Een grote tuin is prachtig, maar vraagt veel
onderhoud. Net dat is hier de laatste jaren niet gebeurd. Er stond een
eucalyptusboom te dicht bij het zwembad. Zijn blaadjes en stukken schors
belandden in het water en we moesten ze er steeds uitvissen. Ja, natuurlijk
hebben we een filter, maar wat je er zo uithaalt, is al weg en kan geen vlekken
meer maken op de steentjes. Beneden staan er ook 3 grote eucalyptussen. Die
mogen blijven staan, maar hun onderste takken moesten verwijderd worden. Mijn
Patrick heeft veel gerief mee verhuisd, heel veel! Maar wat blijkt dat nu
allemaal van pas te komen. Samen hebben we enkele dagen gezaagd, geknipt,
gesleurd. Uiteindelijk belandde alles beneden aan de stallen op een grote hoop.
Ook enkele dode struiken werden opgeruimd. Dankzij de milde temperaturen s
winters, hebben de meeste huizen hier geen centrale verwarming. Ook wij niet.
We hebben wel airco en 2 grote kachels om de winteravonden wat op te warmen.
Ons hout mocht dus niet verloren gaan. Stammen werden ontdaan van hun takken.
Patrick haalde zijn kettingzaag boven (met dank aan onze Stijn!). Hij toverde
van wat hout en schroeven een degelijke standaard in elkaar om de dikke stammen
op te leggen, zodat we die op een veilige manier konden in rollen zagen. Van de
kleinere takken maakten we aanmaakhout. Alles werd gesorteerd in houten bakken
op paletten volgens formaat en vochtigheidsgraad. Het oude droge hout hebben we
naast het huis gelegd, in de voorziene bergingen. Moesten we niet toekomen, je
vindt hier overal verkopers van stookhout. Dat is meestal olijfhout of eik.
Net op tijd waren we klaar met zagen en
sorteren toen er een regendag aankwam. Zaterdag was de natuur bijzonder blij.
Ons kon het ook niet echt deren, tot Patrick beneden eens poolshoogte ging
nemen. Als het hier regent, valt de hemel precies naar beneden en krijg je er
ook gratis een klank- en lichtspel bij. De weg door onze olijfgaard was aan het
uitspoelen. Zoals er veel de laatste jaren niet goed onderhouden werd, was de
goot die het naar beneden lopende water moest opvangen kompleet verstopt. Water
zoekt zijn eigen weg met het daarnet vermelde gevolg.
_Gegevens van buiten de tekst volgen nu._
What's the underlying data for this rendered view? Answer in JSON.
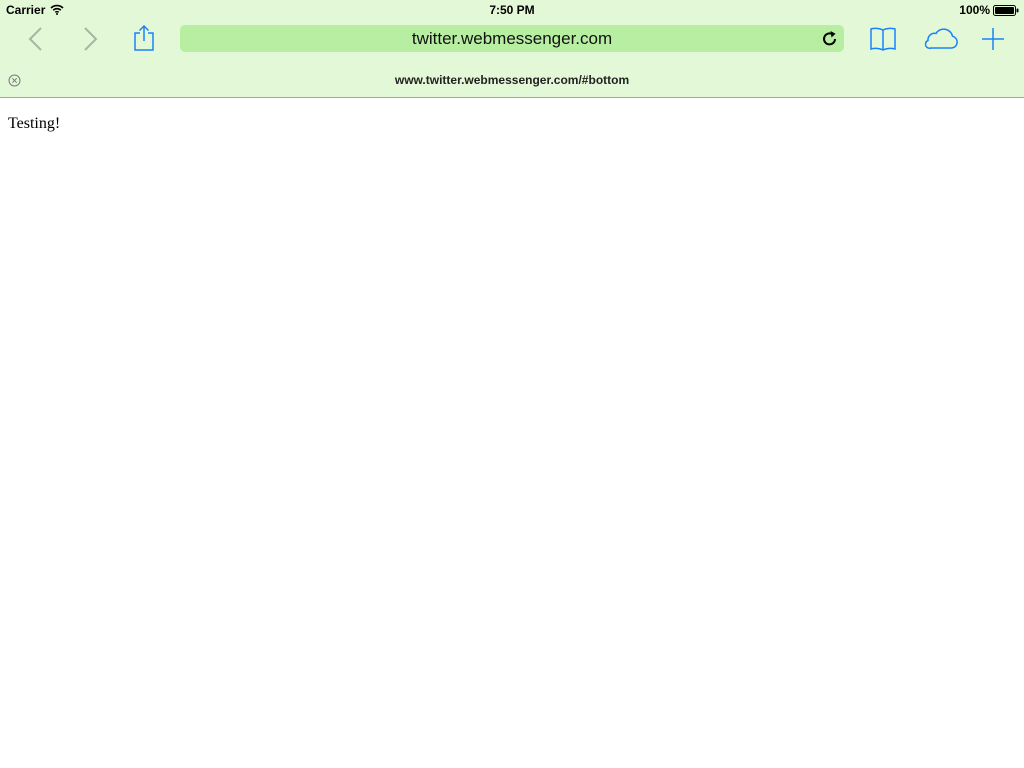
{
  "status_bar": {
    "carrier": "Carrier",
    "time": "7:50 PM",
    "battery_percent": "100%"
  },
  "toolbar": {
    "icons": [
      "chevron-left-icon",
      "chevron-right-icon",
      "share-icon",
      "book-icon",
      "cloud-icon",
      "plus-icon"
    ],
    "accent_color": "#1a82fb",
    "disabled_color": "#a7b7a0"
  },
  "address_bar": {
    "url": "twitter.webmessenger.com",
    "background": "#b8eea2"
  },
  "tab": {
    "title": "www.twitter.webmessenger.com/#bottom"
  },
  "page": {
    "body_text": "Testing!"
  }
}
Er was geen andere
mogelijkheid dan samen de goot leeg te maken. We hebben er acht kruiwagens met
aarde, steentjes, planten uitgehaald. De buis was gelukkig alleen bovenaan
dichtgeslibd en na wat koteren met een ijzeren staaf, liet ze het water weer
probleemloos door. Dat varkentje hebben we ook weer gewassen.
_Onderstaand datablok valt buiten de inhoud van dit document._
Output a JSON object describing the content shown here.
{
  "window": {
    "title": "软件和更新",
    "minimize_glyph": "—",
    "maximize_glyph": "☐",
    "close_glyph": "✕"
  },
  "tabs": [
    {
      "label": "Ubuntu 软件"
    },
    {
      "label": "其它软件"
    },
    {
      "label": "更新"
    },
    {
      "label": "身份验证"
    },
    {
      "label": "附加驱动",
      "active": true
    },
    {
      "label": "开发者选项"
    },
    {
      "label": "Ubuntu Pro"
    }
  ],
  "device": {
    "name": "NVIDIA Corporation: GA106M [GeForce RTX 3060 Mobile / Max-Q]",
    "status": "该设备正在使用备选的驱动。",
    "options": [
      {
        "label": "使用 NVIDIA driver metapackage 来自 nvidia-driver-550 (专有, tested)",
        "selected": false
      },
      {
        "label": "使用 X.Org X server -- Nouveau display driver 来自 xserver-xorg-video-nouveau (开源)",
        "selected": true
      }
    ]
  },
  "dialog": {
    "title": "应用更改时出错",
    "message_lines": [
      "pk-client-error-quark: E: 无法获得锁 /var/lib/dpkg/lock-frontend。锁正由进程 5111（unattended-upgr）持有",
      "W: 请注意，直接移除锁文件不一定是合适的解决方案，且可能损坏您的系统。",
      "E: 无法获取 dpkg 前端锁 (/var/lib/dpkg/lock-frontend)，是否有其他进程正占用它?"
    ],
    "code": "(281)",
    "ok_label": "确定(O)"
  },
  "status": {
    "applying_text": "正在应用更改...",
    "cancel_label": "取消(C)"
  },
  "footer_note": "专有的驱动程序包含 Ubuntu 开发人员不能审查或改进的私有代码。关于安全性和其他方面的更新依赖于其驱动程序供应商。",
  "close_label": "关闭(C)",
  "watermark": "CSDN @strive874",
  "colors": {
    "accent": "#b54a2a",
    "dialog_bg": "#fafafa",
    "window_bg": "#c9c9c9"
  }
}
Na regen komt zonneschijn en massas
duizendpoten. Ik houd van dieren, van allemaal, of toch bijna. Van die
duizendpoten moet ik niets weten. Ik weet het, ze zijn onschuldig, maar ik moet
ze niet. Ze zien er zo prehistorisch uit. Ze zijn gewoon vies. Als je ze plat
mept of trapt, heb je gele moes. Bah. Ik vang ze dus met keukenrol, vouw dat
grondig dicht en deponeer ze in de vuilbak. Ik moet ze niet!
De grote constante zijn de recepten van
Pascale Naessens. Net voor ons vertrek naar hier, lag haar laatste boek in de
winkelrekken. Nu staat de volledige collectie op het rek in onze keuken. Niets
is hier zo lekker als de vis. Keuze te over, bekende en ook onbekende
vissoorten, maar allemaal vers en heerlijk. Om de drie dagen halen we verse
groenten en vis. De lijstjes worden netjes samengesteld aan de hand van de
ingrediëntenlijst uit één van de kookboeken. Zo zou ik onder andere zalm met
broccoli, avocado en een oosters sausje bereiden. Hiervoor heb je geconcentreerde
tomatenpuree nodig. Geen probleem, kan je denken. Inderdaad, verse tomaten in
alle maten, soorten en zelfs kleuren. Zowel in glas, als in brik een volledige
gang vol tomatenbereidingen, gezeefde tomaten, tot zelfs tomatenconfituur toe
en dat alles voor weinig geld. Helaas in de hele gang geen enkel recipiënt met
tomatenconcentraat. Na lang zoeken vond ik in de gang met buitenlandse
producten, tussen de Oosterse, Engelse en andere specialiteiten helemaal
onderaan in een rek verstopt, blikjes tomatenconcentraat. Ze worden hier per 2
verpakt en kosten in vergelijking met in België veel geld.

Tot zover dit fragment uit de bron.